A police officer was fatally shot and another wounded in Serbia near the western town of Loznica, around midnight, on July 18. The alleged gunman was Faton Hajrizi, an ethnic Albanian from the neighboring country and former Serbian province of Kosovo. The two officers apparently pulled Hajrizi over at a checkpoint in Lipnički Šor (which lies along the border with neighboring Bosnia & Herzegovina) while he was riding in a Mercedes-Benz along with another person, before Hajrizi exited the vehicle and began firing a handgun, hitting a 34-year-old officer in the chest and his partner in the shoulder, according to Serbian authorities.
A manhunt then ensued which included the assistance of Serbia’s counter-terrorism unit. According to Serbia’s Ministry of Interior, police finally caught up with Hajrizi, still in the vicinity, and a brief gunfight ensued before the latter was “liquidated”—as they put it. Pictures appeared on social media of what is allegedly Hajrizi’s body, along with a handgun. Serbia’s government describes the checkpoint shooting as a terrorist attack and Hajrizi as an “inveterate criminal”.
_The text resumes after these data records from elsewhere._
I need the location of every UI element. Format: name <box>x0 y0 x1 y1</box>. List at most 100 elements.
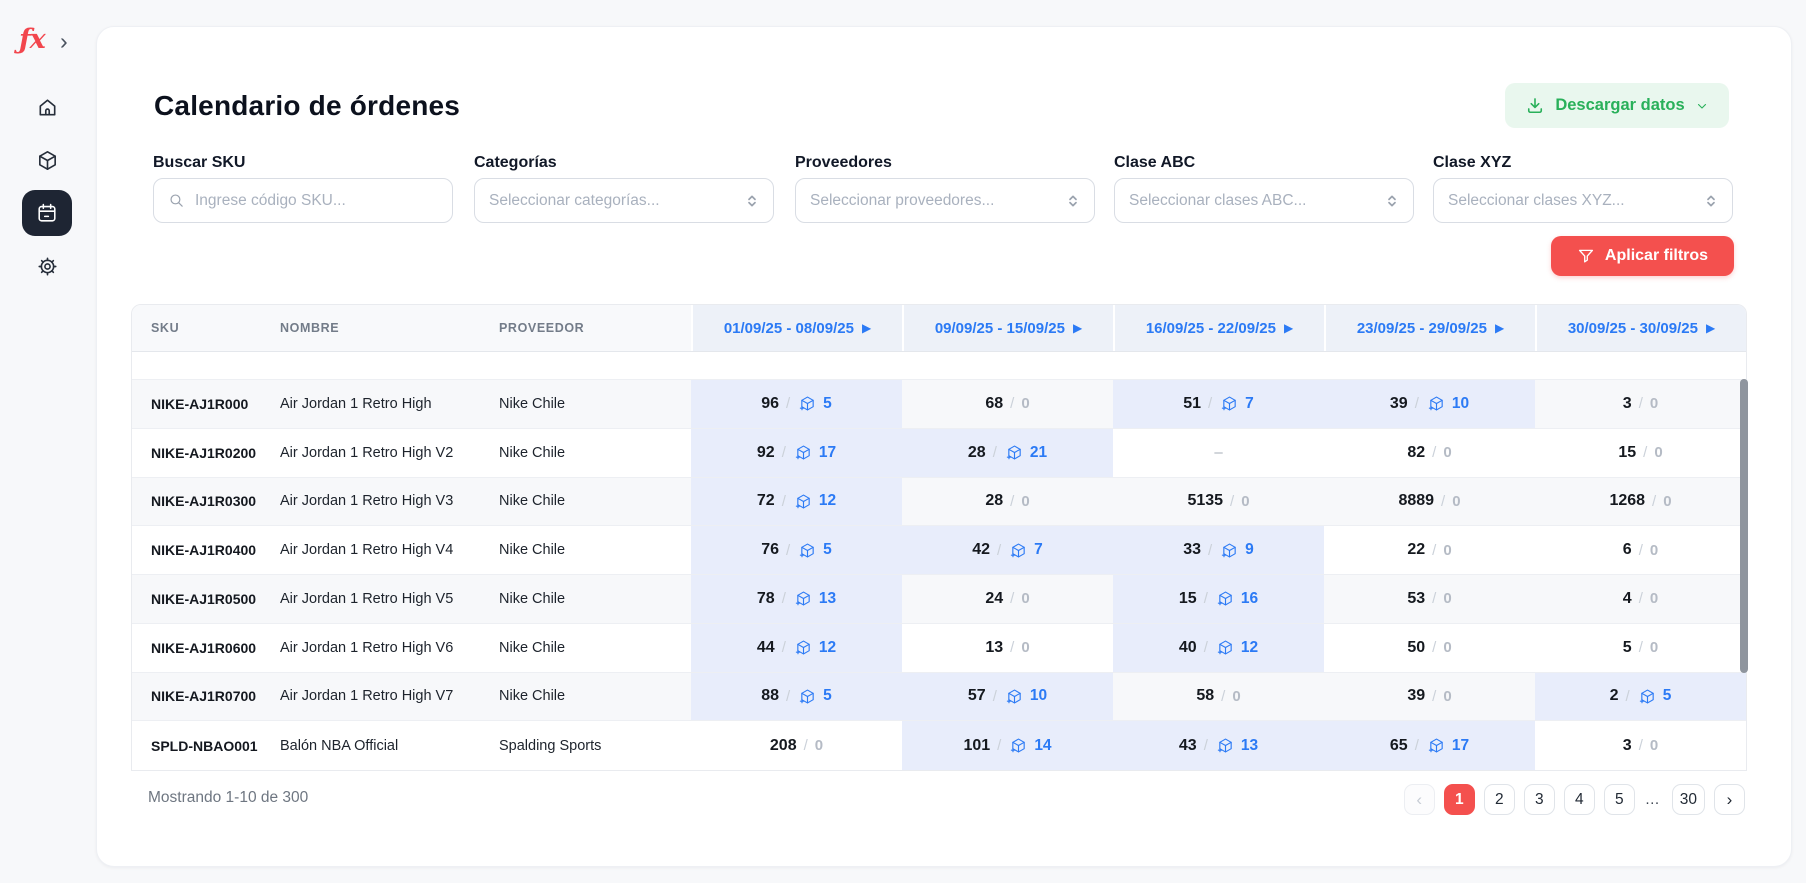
package-plus-icon <box>1221 395 1238 412</box>
package-plus-icon <box>1006 688 1023 705</box>
categories-select[interactable]: Seleccionar categorías... <box>474 178 774 223</box>
page-button-3[interactable]: 3 <box>1524 784 1555 815</box>
week-column-header: 01/09/25 - 08/09/25▶ <box>691 305 902 351</box>
week-cell: 58/0 <box>1113 673 1324 721</box>
package-plus-icon <box>1010 737 1027 754</box>
week-range-label: 23/09/25 - 29/09/25 <box>1357 320 1487 337</box>
table-scrollbar-thumb[interactable] <box>1740 379 1748 673</box>
week-cell: 78/13 <box>691 575 902 623</box>
filter-providers: Proveedores Seleccionar proveedores... <box>795 153 1095 173</box>
table-row[interactable]: NIKE-AJ1R0600Air Jordan 1 Retro High V6N… <box>132 624 1746 673</box>
provider-cell: Nike Chile <box>499 380 691 428</box>
package-plus-icon <box>799 395 816 412</box>
week-cell: 208/0 <box>691 721 902 770</box>
week-cell: 3/0 <box>1535 380 1746 428</box>
week-cell: 2/5 <box>1535 673 1746 721</box>
expand-week-icon[interactable]: ▶ <box>1495 322 1504 334</box>
table-row[interactable]: SPLD-NBAO001Balón NBA OfficialSpalding S… <box>132 721 1746 770</box>
name-cell: Air Jordan 1 Retro High <box>280 380 499 428</box>
sku-cell: NIKE-AJ1R0500 <box>132 575 280 623</box>
next-page-button[interactable]: › <box>1714 784 1745 815</box>
filter-abc-class: Clase ABC Seleccionar clases ABC... <box>1114 153 1414 173</box>
sku-search-input[interactable] <box>195 192 438 210</box>
orders-table: SKU NOMBRE PROVEEDOR 01/09/25 - 08/09/25… <box>131 304 1747 771</box>
calendar-icon <box>36 202 58 224</box>
package-plus-icon <box>1639 688 1656 705</box>
week-cell: 68/0 <box>902 380 1113 428</box>
week-cell: 5/0 <box>1535 624 1746 672</box>
providers-select[interactable]: Seleccionar proveedores... <box>795 178 1095 223</box>
week-cell: 42/7 <box>902 526 1113 574</box>
week-cell: 28/21 <box>902 429 1113 477</box>
sidebar-item-calendar[interactable] <box>22 190 72 236</box>
provider-cell: Nike Chile <box>499 478 691 526</box>
week-cell: 22/0 <box>1324 526 1535 574</box>
week-cell: 72/12 <box>691 478 902 526</box>
results-summary: Mostrando 1-10 de 300 <box>148 789 308 807</box>
table-row[interactable]: NIKE-AJ1R0300Air Jordan 1 Retro High V3N… <box>132 478 1746 527</box>
download-data-label: Descargar datos <box>1555 96 1684 115</box>
sidebar-expand-icon[interactable]: › <box>60 28 68 55</box>
xyz-placeholder: Seleccionar clases XYZ... <box>1448 192 1694 210</box>
week-cell: 6/0 <box>1535 526 1746 574</box>
week-column-header: 09/09/25 - 15/09/25▶ <box>902 305 1113 351</box>
week-cell: 28/0 <box>902 478 1113 526</box>
filter-abc-label: Clase ABC <box>1114 153 1414 173</box>
table-row[interactable]: NIKE-AJ1R0700Air Jordan 1 Retro High V7N… <box>132 673 1746 722</box>
search-icon <box>168 192 185 209</box>
week-cell: 65/17 <box>1324 721 1535 770</box>
package-plus-icon <box>799 688 816 705</box>
chevron-down-icon <box>1695 99 1709 113</box>
package-plus-icon <box>1006 444 1023 461</box>
filter-funnel-icon <box>1577 247 1595 265</box>
week-cell: 33/9 <box>1113 526 1324 574</box>
expand-week-icon[interactable]: ▶ <box>1284 322 1293 334</box>
abc-class-select[interactable]: Seleccionar clases ABC... <box>1114 178 1414 223</box>
sidebar-item-products[interactable] <box>25 138 69 182</box>
filter-xyz-label: Clase XYZ <box>1433 153 1733 173</box>
week-cell: 82/0 <box>1324 429 1535 477</box>
page-button-4[interactable]: 4 <box>1564 784 1595 815</box>
package-plus-icon <box>795 444 812 461</box>
package-plus-icon <box>1217 737 1234 754</box>
week-cell: 39/0 <box>1324 673 1535 721</box>
package-plus-icon <box>1428 737 1445 754</box>
app-logo[interactable]: ƒx <box>19 24 45 55</box>
previous-page-button[interactable]: ‹ <box>1404 784 1435 815</box>
gear-icon <box>36 255 59 278</box>
package-plus-icon <box>1221 542 1238 559</box>
select-chevrons-icon <box>745 194 759 208</box>
expand-week-icon[interactable]: ▶ <box>1706 322 1715 334</box>
sidebar-item-settings[interactable] <box>25 244 69 288</box>
week-cell: 15/0 <box>1535 429 1746 477</box>
provider-cell: Nike Chile <box>499 575 691 623</box>
page-button-30[interactable]: 30 <box>1672 784 1705 815</box>
page-button-1[interactable]: 1 <box>1444 784 1475 815</box>
week-cell: 101/14 <box>902 721 1113 770</box>
download-icon <box>1525 96 1545 116</box>
name-cell: Air Jordan 1 Retro High V2 <box>280 429 499 477</box>
package-plus-icon <box>1428 395 1445 412</box>
sku-cell: NIKE-AJ1R000 <box>132 380 280 428</box>
apply-filters-button[interactable]: Aplicar filtros <box>1551 236 1734 276</box>
week-column-header: 23/09/25 - 29/09/25 ▶ <box>1324 305 1535 351</box>
table-row[interactable]: NIKE-AJ1R0400Air Jordan 1 Retro High V4N… <box>132 526 1746 575</box>
column-header-proveedor: PROVEEDOR <box>499 305 691 351</box>
page-button-5[interactable]: 5 <box>1604 784 1635 815</box>
main-panel: Calendario de órdenes Descargar datos Bu… <box>96 26 1792 867</box>
sidebar-item-home[interactable] <box>25 85 69 129</box>
table-row[interactable]: NIKE-AJ1R0200Air Jordan 1 Retro High V2N… <box>132 429 1746 478</box>
select-chevrons-icon <box>1066 194 1080 208</box>
expand-week-icon[interactable]: ▶ <box>1073 322 1082 334</box>
filter-sku-label: Buscar SKU <box>153 153 453 173</box>
expand-week-icon[interactable]: ▶ <box>862 322 871 334</box>
table-row[interactable]: NIKE-AJ1R0500Air Jordan 1 Retro High V5N… <box>132 575 1746 624</box>
week-cell: 53/0 <box>1324 575 1535 623</box>
xyz-class-select[interactable]: Seleccionar clases XYZ... <box>1433 178 1733 223</box>
table-row[interactable]: NIKE-AJ1R000Air Jordan 1 Retro HighNike … <box>132 380 1746 429</box>
sku-cell: NIKE-AJ1R0400 <box>132 526 280 574</box>
table-header-row: SKU NOMBRE PROVEEDOR 01/09/25 - 08/09/25… <box>132 305 1746 352</box>
page-button-2[interactable]: 2 <box>1484 784 1515 815</box>
download-data-button[interactable]: Descargar datos <box>1505 83 1729 128</box>
week-cell: 51/7 <box>1113 380 1324 428</box>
The person who had been driving Hajrizi was arrested, along with a couple of “Serbian nationality”. When police searched the vehicle, they found a passport from Kosovo and an identification card from Germany belonging to Faton’s younger brother, Artan, initially leading them to misidentify the shooter. Serbian officials believe that Faton stole his brother’s documents after escaping from Smrekovnica prison in Kosovo—his ninth escape—about ten days prior to the shooting. He had been serving a 27-year sentence for killing a Russian peacekeeper in Kosovo when he was just 15 years old.
Rather brazenly, and according to his own brother, Faton traveled to Germany very briefly after his escape, which is when he stole Artan’s documents from his residence before disappearing. Serbian authorities believe he traveled back to the Presevo Valley in the south of Serbia, and they are seeking his brother’s extradition from Germany for allegedly aiding the fugitive.
Faton was barely a teenager during Kosovo’s devastating 1998-1999 war with Serbia, which killed some 13,000 people. The war pitted a ragtag group of ethnic-Albanian guerrillas, known as the Kosovo Liberation Army (KLA, or UÇK in the Albanian language of Shqip), against what remained of a dramatically diminished Yugoslavia, following a minor conflict with Slovenia and two serious and often intertwined wars with Croatia and Bosnia, then finally the peaceful secession of Macedonia.
As an adult, Faton Hajrizi is widely accepted to have been a major KLA sympathizer by both Serbs and Albanians familiar with this story, and there has been speculation that he might have even had a guerrilla affiliation with the group prior to Kosovo’s declaration of independence in 2008 (presumably either before his arrest in 2000 or during one of his several prison escapes), though these claims remain difficult to confirm.
The Russian peacekeeper he shot was a soldier attached to the greater NATO-led KFOR mission following the end of hostilities in the country, which, as legend has it, happened after Faton took his own rifle from him. (It is worth noting that Russian foreign policy heavily favored Belgrade both before and after the war.)
Assuming the photographs released by Serbian authorities are genuine, the pistol Faton is said to have used in the checkpoint attack and subsequent shootout has a prominent KLA insignia displayed on the wooden grip(s), supporting his status as a sympathizer and perhaps even suggesting he had significant connections with former guerrillas.
Despite his clear sympathies for and possible affiliations with the KLA, Faton Hajrizi’s overall adult background paints him as more of a recidivist with connections to the criminal underworld as much if not more than to the world of former guerrillas. It is highly unlikely that he planned to “attack” the police checkpoint near Bosnia. Rather, given all early reporting available, it appears he was caught by surprise and, determined not to be recaptured, he reacted violently before fleeing in a bit of a desperate situation. The fact that he was killed while still in the vicinity of Loznica further suggests that he lacked the immediate network and resources to get much farther from the scene.
Serbia has never recognized Kosovo’s independence, and relations between the two countries remain fraught with a host of bilateral issues, many centered around the rights of the remaining ethnic-Serb minority—most of which is concentrated in the north of Kosovo and makes up an approximate total of 10% of the overall population. These bilateral issues have a tendency to remain at a steady simmer until occasionally boiling over before a return to an uneasy peace.
In a bizarre and still-not-entirely understood incident that occurred in September 2023, heavily armed ethnic-Serb gunmen took over an Orthodox monastery in the north of Kosovo, before shooting it out with Kosovar police units and then fleeing back across the border into Serbia, some with gunshot wounds. During the police siege of the monastery, one Kosovar officer was killed and another wounded. Kosovo’s Prime Minister, Albin Kurti, accused Belgrade for having trained and equipped the gunmen and still demanded that they be handed over to authorities in Pristina.